It has been snowing like crazy around here. After I pick Mina up at school these days, we end up at home, pretty much snowbound. The time at home soon turns into something creative to pass the afternoon together. Mina, through observation, is a very creative child. Sometimes, it is even hard for me, a creative project oriented mom, to release control and allow her the space to create. When she has a project in mind, I have to take a step back, breathe in, release how I would create it and ask her how she would create it. My initial apprehension about embarking on a proposed project is because I am going through all the ways I would do it. It is more complicated, more supplies, more time than I am willing to devote to it at that very moment.
Taking a step back and asking: That seems like an interesting idea. What does that look like to you?, allows Mina to explain her own vision and usually it is not as complicated or time consuming as I had originally imagined. The other day she came to me with a proposed Dollhouse project out of my pots and pans box interior cardboard pieces. To say I was overwhelmed at the idea of making a dollhouse from those pieces is an understatement. However, once she explained what she wanted to do and how I could help her, I could see her idea take shape in a more manageable way. While I wrote a blog, she designed her house and created curtains and decorations from my old fabric scraps and glue. What she needed from me was to sew a ribbon on her curtain and hang it on the side and to help glue a circular red sky light. She had tried herself to cut a circle and glue, but realized she needed help. I liked that she was proactive in the creation process and implementation as well as trying first before asking someone else to do it.
Taking the creative process “out of the box” literally and figuratively, she created a sky sofa, circular doors and windows.
I love that she is so comfortable expressing herself and has the freedom to stretch her brain in all sorts of directions. As an Artsy mom, it is hard for me to see creativity squashed in children because it is not the way the adult sees it being done. She was so proud of her dollhouse, she explained it all to Allegra on the way to dance class yesterday. Allegra, wide eyed, looked at me and asked “Please, When I have alone time with you, will you spend time and make a dollhouse with me too???” She had such a thirst for that creative process. I loved that she is getting comfortable with knowing her needs and knows that I will provided it for her with as much love and devotion as I would for Mina.

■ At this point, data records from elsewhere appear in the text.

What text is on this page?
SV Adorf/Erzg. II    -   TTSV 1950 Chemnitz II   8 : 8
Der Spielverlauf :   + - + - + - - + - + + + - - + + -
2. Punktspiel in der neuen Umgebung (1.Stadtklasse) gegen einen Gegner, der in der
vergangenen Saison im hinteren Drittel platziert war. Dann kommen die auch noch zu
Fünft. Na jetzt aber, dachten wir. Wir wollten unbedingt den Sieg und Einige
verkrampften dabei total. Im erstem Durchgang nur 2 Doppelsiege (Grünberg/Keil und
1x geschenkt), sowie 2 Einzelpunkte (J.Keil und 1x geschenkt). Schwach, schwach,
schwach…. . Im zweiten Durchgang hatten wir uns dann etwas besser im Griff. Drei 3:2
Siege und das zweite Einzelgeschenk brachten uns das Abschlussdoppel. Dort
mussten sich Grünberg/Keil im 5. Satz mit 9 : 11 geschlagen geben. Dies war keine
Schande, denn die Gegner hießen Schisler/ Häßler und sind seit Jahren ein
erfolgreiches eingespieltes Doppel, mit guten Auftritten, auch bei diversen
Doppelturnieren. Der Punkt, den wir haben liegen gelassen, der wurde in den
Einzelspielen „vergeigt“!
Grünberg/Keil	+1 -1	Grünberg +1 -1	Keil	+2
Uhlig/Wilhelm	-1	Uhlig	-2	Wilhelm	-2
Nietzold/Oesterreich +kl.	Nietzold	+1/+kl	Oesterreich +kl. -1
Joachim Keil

Having the capacity to see and figure out other ways to do things will only help them be problem solvers and less confined in the future. How can we, as adults and parents, take ourselves out of the end result of what we deem acceptable, appropriate, the “norm”, and allow our children to explore their imagination? How can we stop micro-managing their art to make it always “pretty” and “perfect”? When I ran children’s workshops at the local bookstore, it was hard for me to see the helicopter parents always hovering over the child, instructing him or her the better way to do it, not allowing for the natural unfolding of the process. How will our children every learn if we don’t allow them to try and fail at their projects? We are parents who are guides and teachers for our children. How are we helping them to grow into self-confident, proactive, risk takers when we are always “fixing” their art projects among other aspects of their lives.
If we always catch them when they fall, how will they ever learn to grow their own wings and learn to soar through the sky on their own?